Similarly, the partial derivatives u'x(x, y) and u"xx(x, y) are both binary functions. Substituting y = 2x can get u'x(x, 2x) and u"xx(x, 2x).

According to the chain derivative law, the derivative of unary function u(x, 2x) is u' x (x, 2x) 1+u' y (x, 2x) 2 = u' x (x, 2x)+2u' y (x, 2x).

∫u(x, 2x) = x and u'x(x, 2x) = x? ，∴u'y(x,2x) = ( 1-x？ )/2.

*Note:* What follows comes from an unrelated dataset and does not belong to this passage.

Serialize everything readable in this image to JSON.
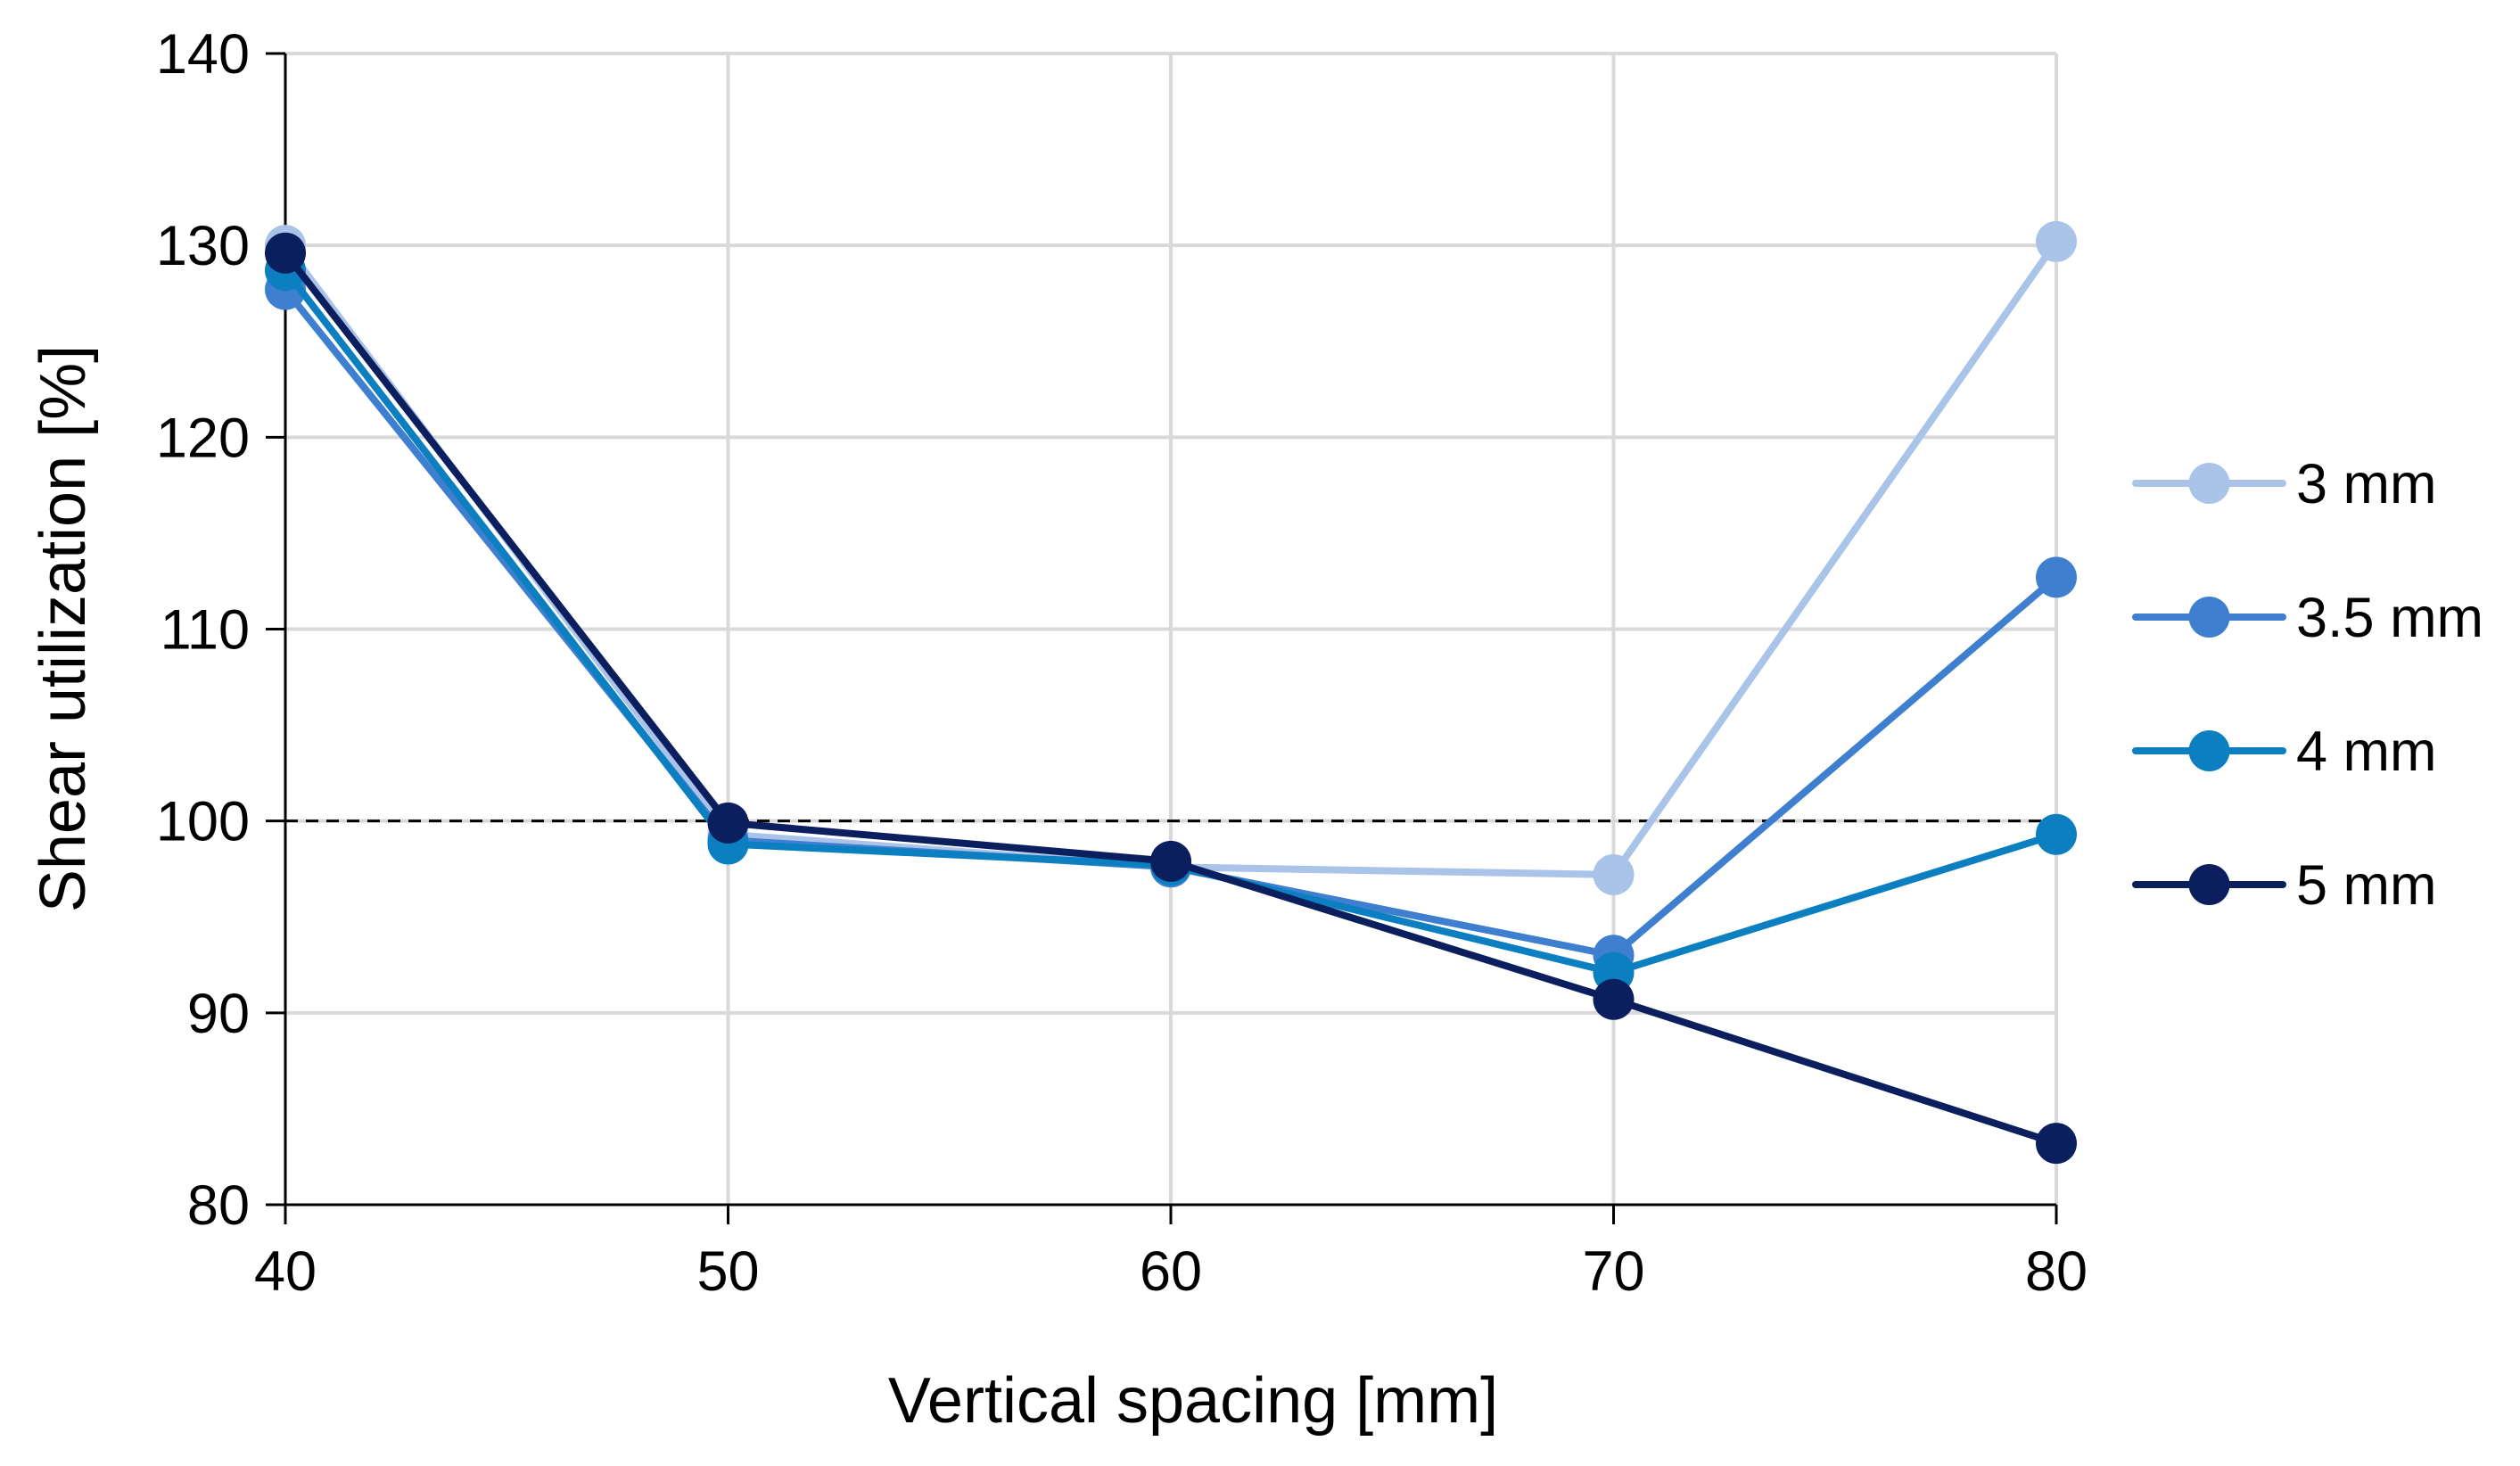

Furthermore, the derivative of the unary function u'x(x, 2x) is u "xx (x, 2x) 1+u" yx (x, 2x) 2 = u "xx (x, 2x)+2u" yx (x, 2x).

∫u ' x(x，2x) = x？ ，∴2x = u”xx(x，2x)+2u”yx(x，2x) ①。

Similar to -x = (( 1-x? )/2) = (u'y(x，2x))' = u"xy(x，2x)+2u"yy(x，2x) ②。

The second partial derivative of ∵u is continuous, ∴ u "xy (x, y) = u" yx (x, y).

Then for ①-②, 4x = u"xx(x, 2x)-4u"yy(x, 2x).

Equation u"xx-u"yy = 0 is satisfied by u and substituted into -3u"xx(x, 2x) = 4x, that is, u"xx(x, 2x) = -4x/3.